Author: ZmnSCPxj 2019-10-03 23:42:25
Published on: 2019-10-03T23:42:25+00:00
In a recent email thread, ZmnSCPxj has discussed the importance of `OP_CAT` and how it could be used to make TumbleBit transactions smaller. However, the current limitation is that stack values cannot be concatenated in Bitcoin. He suggests enabling `OP_CAT` with a change that limits the size of each concatenated value to 64 bytes or less since this size is most suited for building Merkle trees.

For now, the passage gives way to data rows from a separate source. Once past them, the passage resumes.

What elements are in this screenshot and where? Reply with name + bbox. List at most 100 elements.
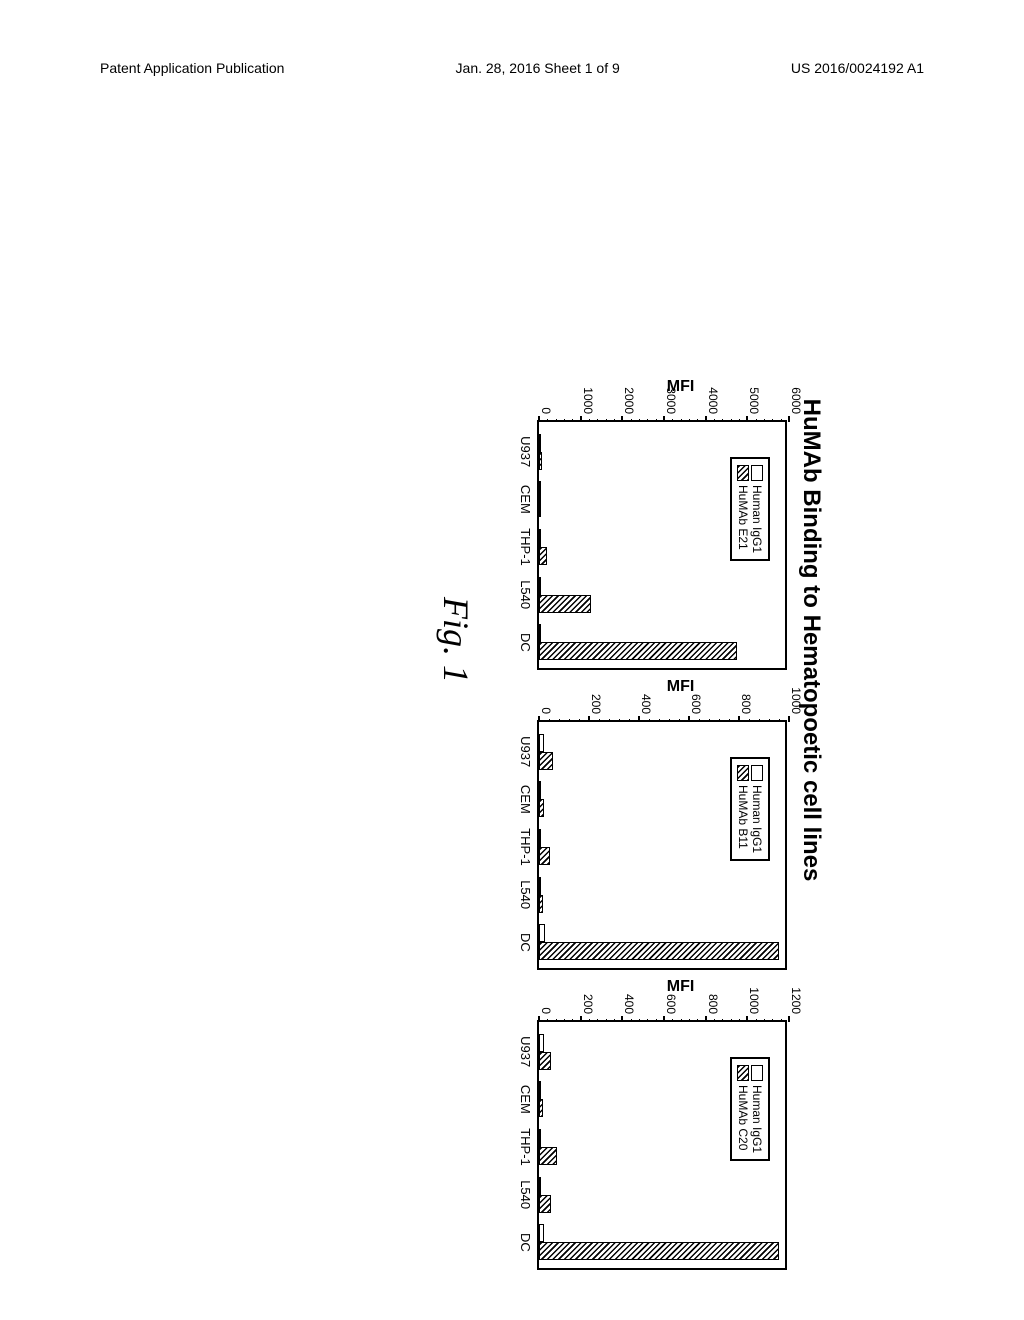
- y-minor-tick: [764, 419, 765, 422]
- bar-igg: [539, 924, 545, 942]
- y-minor-tick: [714, 419, 715, 422]
- y-tick: [788, 716, 790, 722]
- y-minor-tick: [697, 1019, 698, 1022]
- y-minor-tick: [781, 1019, 782, 1022]
- legend-swatch-hatched: [737, 1065, 749, 1081]
- legend-swatch-open: [751, 765, 763, 781]
- y-minor-tick: [731, 1019, 732, 1022]
- y-minor-tick: [669, 719, 670, 722]
- x-tick-label: THP-1: [518, 828, 533, 866]
- x-tick-label: L540: [518, 580, 533, 609]
- y-tick-label: 600: [689, 694, 703, 714]
- y-tick: [788, 416, 790, 422]
- y-tick: [588, 716, 590, 722]
- y-tick: [621, 416, 623, 422]
- bar-humab: [539, 1052, 552, 1070]
- y-minor-tick: [564, 419, 565, 422]
- y-minor-tick: [606, 1019, 607, 1022]
- y-minor-tick: [722, 1019, 723, 1022]
- bar-igg: [539, 529, 541, 547]
- bar-humab: [539, 547, 547, 565]
- y-minor-tick: [629, 719, 630, 722]
- bar-igg: [539, 734, 545, 752]
- legend-swatch-hatched: [737, 465, 749, 481]
- x-tick-label: L540: [518, 1180, 533, 1209]
- bar-humab: [539, 452, 542, 470]
- y-tick: [746, 416, 748, 422]
- bar-humab: [539, 1195, 552, 1213]
- y-minor-tick: [739, 1019, 740, 1022]
- y-tick: [538, 416, 540, 422]
- y-minor-tick: [647, 419, 648, 422]
- legend-item-test: HuMAb B11: [736, 765, 750, 853]
- y-minor-tick: [729, 719, 730, 722]
- legend-swatch-open: [751, 465, 763, 481]
- y-minor-tick: [639, 1019, 640, 1022]
- y-minor-tick: [749, 719, 750, 722]
- y-minor-tick: [714, 1019, 715, 1022]
- chart-1: MFI02004006008001000U937CEMTHP-1L540DCHu…: [537, 720, 787, 970]
- y-minor-tick: [756, 1019, 757, 1022]
- legend-item-control: Human IgG1: [750, 465, 764, 553]
- y-minor-tick: [614, 419, 615, 422]
- y-minor-tick: [579, 719, 580, 722]
- y-tick: [538, 1016, 540, 1022]
- y-tick: [580, 1016, 582, 1022]
- y-minor-tick: [681, 419, 682, 422]
- x-tick-label: U937: [518, 736, 533, 767]
- bar-humab: [539, 1147, 557, 1165]
- bar-humab: [539, 595, 591, 613]
- y-minor-tick: [764, 1019, 765, 1022]
- y-tick: [688, 716, 690, 722]
- y-tick-label: 6000: [789, 387, 803, 414]
- y-minor-tick: [619, 719, 620, 722]
- y-minor-tick: [689, 1019, 690, 1022]
- y-minor-tick: [759, 719, 760, 722]
- y-minor-tick: [779, 719, 780, 722]
- x-tick-label: THP-1: [518, 1128, 533, 1166]
- y-tick-label: 0: [539, 707, 553, 714]
- y-minor-tick: [756, 419, 757, 422]
- bar-humab: [539, 847, 550, 865]
- legend-label: Human IgG1: [750, 485, 764, 553]
- bar-humab: [539, 895, 543, 913]
- y-tick-label: 4000: [706, 387, 720, 414]
- header-right: US 2016/0024192 A1: [791, 60, 924, 76]
- legend-item-control: Human IgG1: [750, 1065, 764, 1153]
- legend-swatch-hatched: [737, 765, 749, 781]
- x-tick-label: CEM: [518, 1085, 533, 1114]
- charts-row: MFI0100020003000400050006000U937CEMTHP-1…: [507, 375, 787, 905]
- x-tick-label: CEM: [518, 485, 533, 514]
- bar-humab: [539, 1242, 779, 1260]
- header-left: Patent Application Publication: [100, 60, 284, 76]
- bar-igg: [539, 1034, 544, 1052]
- y-minor-tick: [599, 719, 600, 722]
- legend-swatch-open: [751, 1065, 763, 1081]
- y-tick: [580, 416, 582, 422]
- bar-igg: [539, 434, 541, 452]
- legend: Human IgG1HuMAb E21: [730, 457, 770, 561]
- bar-humab: [539, 799, 544, 817]
- y-tick-label: 0: [539, 407, 553, 414]
- y-minor-tick: [589, 419, 590, 422]
- y-minor-tick: [606, 419, 607, 422]
- bar-igg: [539, 624, 541, 642]
- y-tick: [663, 416, 665, 422]
- legend-item-control: Human IgG1: [750, 765, 764, 853]
- y-minor-tick: [772, 419, 773, 422]
- y-minor-tick: [547, 419, 548, 422]
- y-minor-tick: [722, 419, 723, 422]
- legend-item-test: HuMAb E21: [736, 465, 750, 553]
- y-minor-tick: [709, 719, 710, 722]
- y-tick-label: 400: [622, 994, 636, 1014]
- y-tick-label: 1000: [789, 687, 803, 714]
- legend: Human IgG1HuMAb B11: [730, 757, 770, 861]
- chart-2: MFI020040060080010001200U937CEMTHP-1L540…: [537, 1020, 787, 1270]
- figure-container: HuMAb Binding to Hematopoetic cell lines…: [45, 375, 825, 905]
- bar-humab: [539, 642, 737, 660]
- legend-label: HuMAb C20: [736, 1085, 750, 1150]
- bar-igg: [539, 1129, 541, 1147]
- bar-igg: [539, 481, 541, 499]
- bar-humab: [539, 1099, 543, 1117]
- y-tick-label: 1000: [581, 387, 595, 414]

However, there have been issues with the use of Merkle trees in Bitcoin blocks, specifically related to determining if a hash on a Merkle node is the hash of a Merkle subnode or a leaf transaction. ZmnSCPxj also proposed a radical idea regarding `SIGHASH` flags attached to signatures, suggesting they are a misdesign and should be removed. Instead, he proposes putting `SIGHASH` on public keys. Public keys would be encoded as either 33-bytes (implicit `SIGHASH_ALL`) or 34-bytes (`SIGHASH` byte, followed by pubkey type, followed by pubkey coordinate). `OP_CHECKSIG` and friends would then look at the public key to determine sighash algorithm rather than the signature. In addition, ZmnSCPxj proposed adding the opcode `OP_SETPUBKEYSIGHASH`, which would allow the sighash to be selected at time-of-spending rather than time-of-payment. The sighash can be put in the witness stack after the signature, letting the `SIGHASH` flag be selected at time-of-signing, but only if the script specifically is formed to do so.